Menurut laporan media asing, para peneliti di Massachusetts Institute of Technology (MIT) telah mengembangkan desain chip fotonik silikon baru yang diharapkan dapat membuat sistem LiDAR lebih kecil, lebih tahan lama, dan lebih akurat. Terobosan ini bertujuan untuk mengatasi kelemahan lama sistem LiDAR berbasis chip, yaitu sudut pandang sempit yang disebabkan oleh interferensi sinyal antar antena optik.
Sistem LiDAR menggunakan cahaya inframerah berdenyut untuk membantu kendaraan otonom mendeteksi rintangan dan memetakan lingkungan sekitar. Namun, sistem saat ini masih mahal dan memiliki struktur mekanis yang kompleks.

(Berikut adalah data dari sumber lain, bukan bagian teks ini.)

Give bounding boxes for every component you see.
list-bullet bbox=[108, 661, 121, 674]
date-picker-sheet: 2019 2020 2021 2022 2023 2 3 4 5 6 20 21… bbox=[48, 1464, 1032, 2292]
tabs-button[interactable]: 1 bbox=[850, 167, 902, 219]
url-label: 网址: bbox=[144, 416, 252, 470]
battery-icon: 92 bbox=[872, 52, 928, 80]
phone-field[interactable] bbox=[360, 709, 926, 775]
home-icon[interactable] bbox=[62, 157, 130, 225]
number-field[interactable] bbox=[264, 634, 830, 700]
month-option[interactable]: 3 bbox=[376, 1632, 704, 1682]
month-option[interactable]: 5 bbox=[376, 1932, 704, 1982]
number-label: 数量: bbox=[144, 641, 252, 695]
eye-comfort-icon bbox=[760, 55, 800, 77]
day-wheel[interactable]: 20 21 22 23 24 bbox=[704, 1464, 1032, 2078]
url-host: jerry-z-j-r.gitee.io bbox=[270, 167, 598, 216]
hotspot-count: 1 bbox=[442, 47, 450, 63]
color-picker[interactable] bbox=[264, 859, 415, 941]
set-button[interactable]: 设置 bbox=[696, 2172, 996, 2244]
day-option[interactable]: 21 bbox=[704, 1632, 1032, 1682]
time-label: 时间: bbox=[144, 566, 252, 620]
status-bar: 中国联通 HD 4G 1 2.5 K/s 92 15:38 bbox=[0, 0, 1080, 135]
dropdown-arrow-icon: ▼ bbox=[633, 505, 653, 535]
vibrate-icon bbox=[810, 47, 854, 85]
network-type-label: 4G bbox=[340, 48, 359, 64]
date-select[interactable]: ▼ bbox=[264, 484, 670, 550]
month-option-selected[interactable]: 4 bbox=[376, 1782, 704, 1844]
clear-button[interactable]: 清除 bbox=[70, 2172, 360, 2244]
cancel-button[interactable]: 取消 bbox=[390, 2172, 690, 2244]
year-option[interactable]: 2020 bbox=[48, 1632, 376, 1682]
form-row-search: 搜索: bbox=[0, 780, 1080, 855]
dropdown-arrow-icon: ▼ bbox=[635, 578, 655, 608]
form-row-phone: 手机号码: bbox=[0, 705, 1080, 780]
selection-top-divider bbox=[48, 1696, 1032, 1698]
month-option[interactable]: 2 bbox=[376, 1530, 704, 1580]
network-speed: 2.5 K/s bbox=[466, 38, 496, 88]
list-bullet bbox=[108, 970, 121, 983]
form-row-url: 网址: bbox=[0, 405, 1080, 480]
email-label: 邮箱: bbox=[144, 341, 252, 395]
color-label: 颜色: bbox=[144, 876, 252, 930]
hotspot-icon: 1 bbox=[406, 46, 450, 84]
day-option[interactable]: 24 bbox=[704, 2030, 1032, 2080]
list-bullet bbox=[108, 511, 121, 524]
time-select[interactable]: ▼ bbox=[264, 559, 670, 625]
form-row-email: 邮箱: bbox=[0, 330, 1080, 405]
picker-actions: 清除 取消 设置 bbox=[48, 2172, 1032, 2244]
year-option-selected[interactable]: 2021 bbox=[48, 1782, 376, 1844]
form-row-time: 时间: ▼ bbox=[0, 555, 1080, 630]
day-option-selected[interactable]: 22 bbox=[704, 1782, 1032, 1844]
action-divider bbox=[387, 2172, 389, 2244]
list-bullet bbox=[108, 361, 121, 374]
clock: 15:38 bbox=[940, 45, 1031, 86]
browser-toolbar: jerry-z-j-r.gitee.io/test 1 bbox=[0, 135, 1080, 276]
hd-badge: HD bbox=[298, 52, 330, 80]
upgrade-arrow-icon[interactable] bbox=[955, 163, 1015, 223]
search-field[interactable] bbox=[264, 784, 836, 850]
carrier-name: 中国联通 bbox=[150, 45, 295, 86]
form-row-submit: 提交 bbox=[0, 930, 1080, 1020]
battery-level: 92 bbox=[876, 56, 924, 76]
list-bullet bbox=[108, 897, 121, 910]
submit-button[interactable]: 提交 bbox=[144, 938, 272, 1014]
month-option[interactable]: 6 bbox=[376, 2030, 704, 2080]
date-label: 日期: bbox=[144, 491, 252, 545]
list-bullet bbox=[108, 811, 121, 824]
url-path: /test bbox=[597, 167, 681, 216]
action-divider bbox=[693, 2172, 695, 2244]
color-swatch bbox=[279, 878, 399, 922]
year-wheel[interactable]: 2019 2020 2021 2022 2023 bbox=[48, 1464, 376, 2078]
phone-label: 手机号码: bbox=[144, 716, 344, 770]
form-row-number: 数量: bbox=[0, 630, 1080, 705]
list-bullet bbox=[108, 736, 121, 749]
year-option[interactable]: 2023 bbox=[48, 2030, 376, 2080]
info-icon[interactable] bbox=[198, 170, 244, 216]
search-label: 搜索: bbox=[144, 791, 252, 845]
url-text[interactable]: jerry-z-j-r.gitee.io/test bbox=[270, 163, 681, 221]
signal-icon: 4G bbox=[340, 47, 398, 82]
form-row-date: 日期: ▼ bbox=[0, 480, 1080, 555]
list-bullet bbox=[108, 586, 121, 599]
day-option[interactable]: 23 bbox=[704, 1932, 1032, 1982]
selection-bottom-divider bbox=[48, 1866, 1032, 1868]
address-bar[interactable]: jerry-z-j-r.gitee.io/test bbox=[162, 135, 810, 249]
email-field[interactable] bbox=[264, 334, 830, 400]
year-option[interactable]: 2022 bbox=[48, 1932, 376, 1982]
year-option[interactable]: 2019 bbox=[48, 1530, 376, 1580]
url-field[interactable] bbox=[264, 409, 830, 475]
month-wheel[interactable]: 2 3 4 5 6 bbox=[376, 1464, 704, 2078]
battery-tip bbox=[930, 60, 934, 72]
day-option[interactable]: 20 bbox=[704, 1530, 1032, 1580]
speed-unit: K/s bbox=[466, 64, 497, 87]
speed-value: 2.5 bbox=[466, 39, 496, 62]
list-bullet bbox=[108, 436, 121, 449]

Banyak sistem bergantung pada komponen bergerak yang aus seiring waktu, sehingga sulit untuk diaplikasikan secara komersial lebih luas di bidang transportasi dan industri.

Sudut Pemindaian yang Lebih Luas
Para peneliti MIT merancang susunan antena terintegrasi yang mengurangi interferensi antar antena pada chip fotonik silikon. Peningkatan ini memungkinkan sistem LiDAR memindai sudut pandang yang lebih luas sambil mempertahankan kinerja kebisingan yang rendah.
Teknologi fotonik silikon menggunakan cahaya, bukan sinyal listrik, untuk memproses informasi. Para insinyur percaya bahwa karena fotonik silikon dapat mengecilkan perangkat keras optik ke dalam chip semikonduktor, teknologi ini merupakan jalur yang menjanjikan untuk mewujudkan sistem LiDAR yang ringkas.